Borders in Globalization Project housed at CFGS

July 5, 2013

The BIG Research project explores borders in 21st century.

A new international research collaboration led by the University of Victoria will explore our understanding of borders—real, remote and virtual—in the 21st century.

The seven-year “Borders in Globalization” (BIG) project involves 23 universities and 34 non-academic partners from Canada, the US, Europe, Asia and the Middle East. It is funded through a $2.3-million Partnership Grant from the Social Sciences and Humanities Research Council (SSHRC), as well as $1.4 million from project partners.

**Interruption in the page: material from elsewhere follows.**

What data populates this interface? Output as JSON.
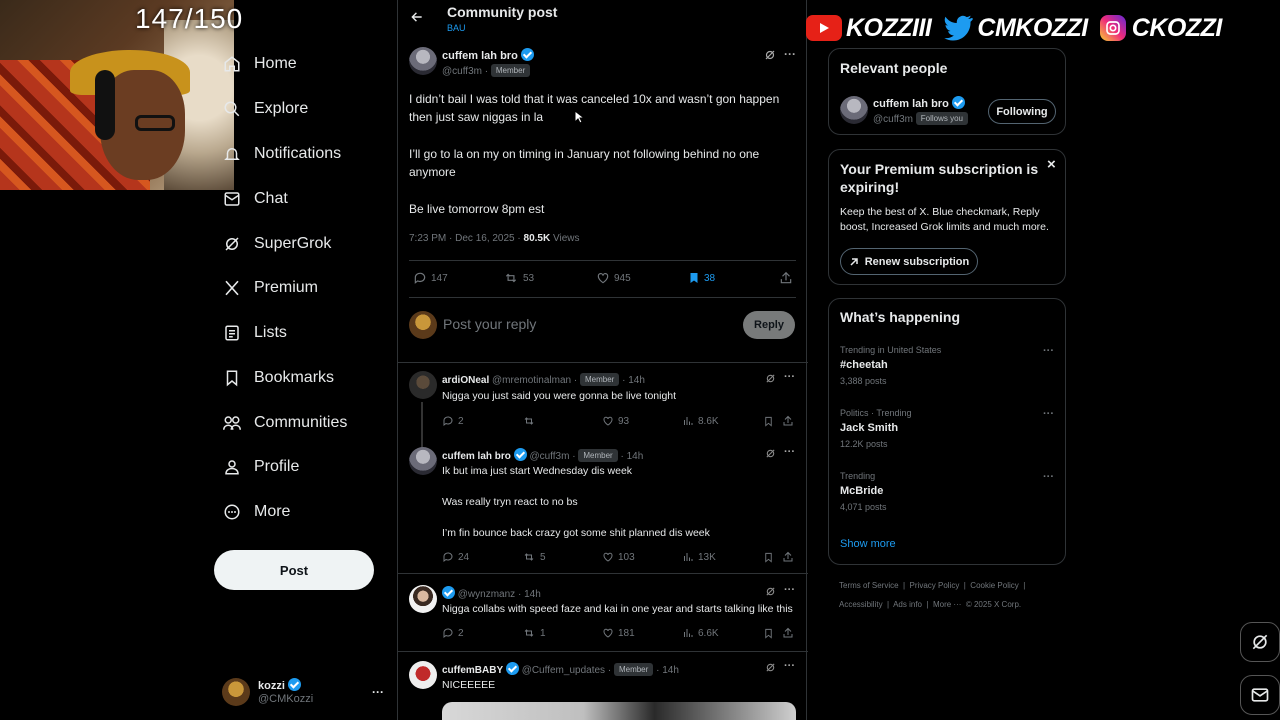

Since 9/11, the study of borders based only on territorial definitions is fast becoming outdated, and those definitions are not always clear. For example, earlier this month, US-bound passengers were stranded on a Toronto tarmac after a flight cancellation; due to preclearance, they had technically departed the country, but it was uncertain at first how to process them off a plane still on Canadian soil.

“Border gates may not be disappearing yet, but the state’s capacity to enforce or delineate borders is becoming far more complex and powerful,” says lead investigator Dr. Emmanuel Brunet-Jailly, an associate professor in UVic’s School of Public Administration, director of UVic’s European Studies minor, editor of the Journal of Borderlands Studies (Routledge) and Jean Monnet Chair in EU Border and Urban Region Policies.

Policy makers, activists and social scientists are reaching beyond narrow traditional definitions, such as maritime boundaries along the Pacific Ocean or internal borders within the EU, but no specific study has yet identified a coherent set of reasons for this shifting landscape. One measure of success for the new international partnership will be the global exchange of expertise and organization of debates to explore border policies and economic, security, governance, cultural and environmental perspectives.

BIG will host 18 round-tables, 10 summer schools and three international conferences. See backgrounder for a full list of collaborators and network activities.

This project is the first SSHRC Partnership Grant awarded to UVic.